Some maize varieties and hybrids cultivated in the State of México become dark when made into dough and tortillas. The cause of this darkening is not known, but phenolic compounds in the grain could be involved. The objectives of this study were to determine whether the content of phenolic compounds in maize grain is related to darkening of dough and tortillas made from the evaluated maize varieties, and to obtain the profile of phenolic acids in samples of maize whose dough and tortillas exhibit this phenomenon. Ten samples of maize selected for the color of their tortillas were used: five were classified as samples that darken (MQO) and five were classified as samples that do not darken (MQNO). The content of free (FL) and total (FT) phenols was quantified in the endosperm and pericarp of the raw grain, as well as in dough and in tortillas following the method of Folin-Cicalteu; the phenolic acid profiles was obtained with high precision liquid chromatography (HPLC).
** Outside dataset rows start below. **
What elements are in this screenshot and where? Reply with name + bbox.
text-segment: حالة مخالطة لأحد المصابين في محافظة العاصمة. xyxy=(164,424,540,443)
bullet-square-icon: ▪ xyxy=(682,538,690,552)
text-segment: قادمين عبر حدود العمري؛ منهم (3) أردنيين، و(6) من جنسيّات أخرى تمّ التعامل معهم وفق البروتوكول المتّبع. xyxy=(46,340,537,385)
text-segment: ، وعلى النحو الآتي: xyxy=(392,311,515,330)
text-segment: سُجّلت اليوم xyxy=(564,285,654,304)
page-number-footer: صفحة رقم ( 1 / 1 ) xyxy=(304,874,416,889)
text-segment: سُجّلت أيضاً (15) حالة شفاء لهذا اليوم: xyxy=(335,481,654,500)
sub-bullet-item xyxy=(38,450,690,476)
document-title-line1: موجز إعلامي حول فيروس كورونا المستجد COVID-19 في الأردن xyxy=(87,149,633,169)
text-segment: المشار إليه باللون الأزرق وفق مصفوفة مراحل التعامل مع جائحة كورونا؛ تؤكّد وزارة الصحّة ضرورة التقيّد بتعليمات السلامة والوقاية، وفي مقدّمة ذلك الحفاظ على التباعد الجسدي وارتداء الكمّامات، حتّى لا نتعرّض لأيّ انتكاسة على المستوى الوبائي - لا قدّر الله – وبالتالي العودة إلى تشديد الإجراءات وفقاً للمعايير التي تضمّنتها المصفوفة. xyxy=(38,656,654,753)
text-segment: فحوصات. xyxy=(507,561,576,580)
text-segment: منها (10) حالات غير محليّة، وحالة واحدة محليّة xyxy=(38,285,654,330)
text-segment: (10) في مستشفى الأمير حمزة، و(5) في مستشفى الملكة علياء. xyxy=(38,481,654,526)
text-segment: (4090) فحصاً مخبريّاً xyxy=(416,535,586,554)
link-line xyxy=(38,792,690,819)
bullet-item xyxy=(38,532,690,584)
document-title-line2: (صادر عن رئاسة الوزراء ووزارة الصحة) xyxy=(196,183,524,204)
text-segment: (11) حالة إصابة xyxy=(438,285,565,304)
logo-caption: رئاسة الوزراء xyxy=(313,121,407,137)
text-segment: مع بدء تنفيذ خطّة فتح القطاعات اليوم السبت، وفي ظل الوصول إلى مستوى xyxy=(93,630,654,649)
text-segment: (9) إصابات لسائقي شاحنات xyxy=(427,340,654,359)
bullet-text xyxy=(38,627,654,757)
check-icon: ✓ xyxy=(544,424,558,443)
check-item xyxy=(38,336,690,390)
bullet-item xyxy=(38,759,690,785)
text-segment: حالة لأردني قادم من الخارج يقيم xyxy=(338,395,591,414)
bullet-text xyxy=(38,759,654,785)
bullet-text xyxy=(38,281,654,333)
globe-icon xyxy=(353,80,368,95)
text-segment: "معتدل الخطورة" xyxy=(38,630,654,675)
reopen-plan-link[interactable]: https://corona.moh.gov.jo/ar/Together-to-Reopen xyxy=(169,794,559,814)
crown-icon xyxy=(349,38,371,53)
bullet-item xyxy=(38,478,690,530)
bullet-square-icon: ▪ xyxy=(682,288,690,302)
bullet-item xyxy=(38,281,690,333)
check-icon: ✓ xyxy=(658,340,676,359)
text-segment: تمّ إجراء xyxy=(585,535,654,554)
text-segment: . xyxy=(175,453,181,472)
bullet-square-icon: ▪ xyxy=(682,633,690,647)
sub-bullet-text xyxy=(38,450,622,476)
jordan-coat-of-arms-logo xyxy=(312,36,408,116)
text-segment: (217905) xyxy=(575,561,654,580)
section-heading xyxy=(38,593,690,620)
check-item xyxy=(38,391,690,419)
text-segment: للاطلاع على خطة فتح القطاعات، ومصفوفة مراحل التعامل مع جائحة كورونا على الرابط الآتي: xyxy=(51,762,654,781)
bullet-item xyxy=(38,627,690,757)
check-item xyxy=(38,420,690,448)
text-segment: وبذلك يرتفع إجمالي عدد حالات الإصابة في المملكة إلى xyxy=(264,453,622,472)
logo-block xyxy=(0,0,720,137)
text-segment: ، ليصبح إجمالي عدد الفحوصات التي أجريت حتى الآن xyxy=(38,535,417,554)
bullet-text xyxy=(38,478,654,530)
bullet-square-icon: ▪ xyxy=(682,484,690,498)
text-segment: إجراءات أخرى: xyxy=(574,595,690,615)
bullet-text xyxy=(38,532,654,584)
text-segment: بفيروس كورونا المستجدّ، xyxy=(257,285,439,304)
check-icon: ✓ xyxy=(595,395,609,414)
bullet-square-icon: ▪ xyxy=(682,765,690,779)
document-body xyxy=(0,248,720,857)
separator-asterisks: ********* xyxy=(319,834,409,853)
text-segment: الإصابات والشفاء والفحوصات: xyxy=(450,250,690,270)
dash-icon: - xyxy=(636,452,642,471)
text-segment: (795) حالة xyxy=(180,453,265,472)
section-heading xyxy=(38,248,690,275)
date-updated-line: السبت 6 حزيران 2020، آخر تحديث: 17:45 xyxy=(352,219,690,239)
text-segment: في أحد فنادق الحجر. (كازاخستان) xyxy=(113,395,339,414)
The highest concentration of FL and FT was found in the grain pericarp, with no significant differences between the MQO and MQNO. In the endosperm a higher concentration of these compounds was found in the MQO than in the MQNO. This same trend was observed for dough and tortilla, where FT content of the latter was 39% higher in MQO than in MQNO. In the raw-grain pericarp and endosperm of both groups of samples p-cumaric, ferulic, and sinapic acids were observed; the proportion of ferulic acid was higher. These same acids were found in the free phenol extract from dough of both groups of samples.

Palavras-chave : Phenolic acids; maize; nixtamalization; darkening; tortilla.